Six of Mexico's seven largest banks have a total of about MXP12.3 billion (USD726 million) of exposure to ICA, including direct loans and indirect exposures. Some of these loans may cross-default when ICA formally enters an interest payment default, which the company has confirmed will occur at the end of a 30-day grace period next week. The company has signaled that it does not plan to declare bankruptcy. Mexico's government is willing to speed some payments it owes to ICA, although a bail-out is not on the table.

The ultimate impact of an ICA default is not expected to threaten rating changes on any of the large Mexican banks.

ICA missed a USD31 million coupon payment on its 8.875% 2024 notes on Nov. 30, partly to preserve liquidity and start negotiations with creditors. Although ICA's credit position has been deteriorating over the past two years, banks have not created additional reserves, relying on certain guarantee schemes in loan terms. The banks exposed to ICA believe that mortgages on the properties, payment rights and other claims on receivables from infrastructure projects, among others, make the guarantee schemes robust.

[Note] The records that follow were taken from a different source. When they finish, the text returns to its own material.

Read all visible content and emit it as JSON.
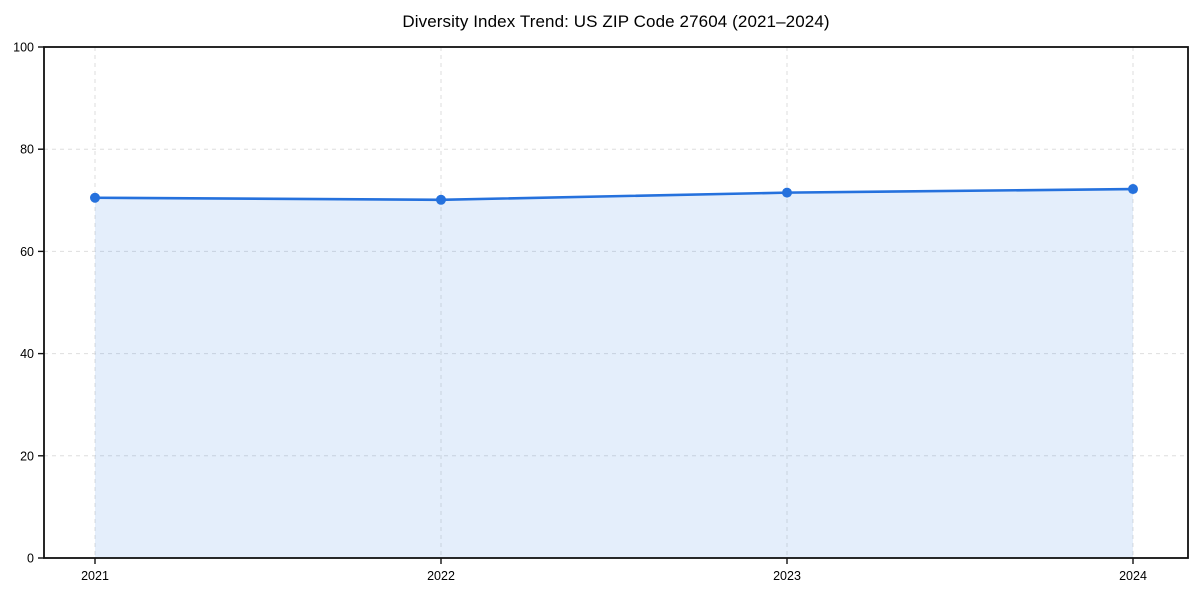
{
  "chart_data": {
    "type": "area",
    "title": "Diversity Index Trend: US ZIP Code 27604 (2021–2024)",
    "categories": [
      "2021",
      "2022",
      "2023",
      "2024"
    ],
    "series": [
      {
        "name": "Diversity Index",
        "values": [
          70.5,
          70.1,
          71.5,
          72.2
        ]
      }
    ],
    "xlabel": "",
    "ylabel": "",
    "ylim": [
      0,
      100
    ],
    "yticks": [
      0,
      20,
      40,
      60,
      80,
      100
    ],
    "grid": true,
    "legend": false,
    "marker": "circle",
    "colors": {
      "line": "#2571dd",
      "marker": "#2571dd",
      "fill": "#e7effc",
      "fill_rgba": "rgba(37,113,221,0.12)",
      "gridline": "#dedede",
      "frame": "#111111",
      "text": "#000000",
      "background": "#ffffff"
    }
  }
}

The loans granted by banks to construction businesses have generally good levels of collateral. Credit reserves required by the local regulator (CNBV, the National Banking and Securities Commission) are often low, so necessary provisions if ICA defaults could significantly affect the profitability of exposed banks over the first two quarters of 2016. Recovering the collateral, if required, could be a lengthy process.

Fitch considers the direct and indirect exposure of commercial banks to ICA as manageable due to the moderate size of the exposures relative to capital. We estimate that ICA's loans represent between 1% and 6% of the large banks' core capital. All six of the major banks in Mexico exposed to ICA have strong capital positions.

Fitch believes that the systemic impact of an ICA default to be relatively low; the MXN12.6 billion of loan exposure equals 0.2% of total system assets and 1.6% of total common equity as of September 2015; likewise, nonperforming loans could increase to approximately 3.20%, up from the 2.86% reported in September 2015.

The ICA exposure highlights why Mexican banks aim to reduce concentrations of risk for larger borrowers, recalling how Mexican banks also saw widespread exposure to defaults from Mexico's largest homebuilders in 2013.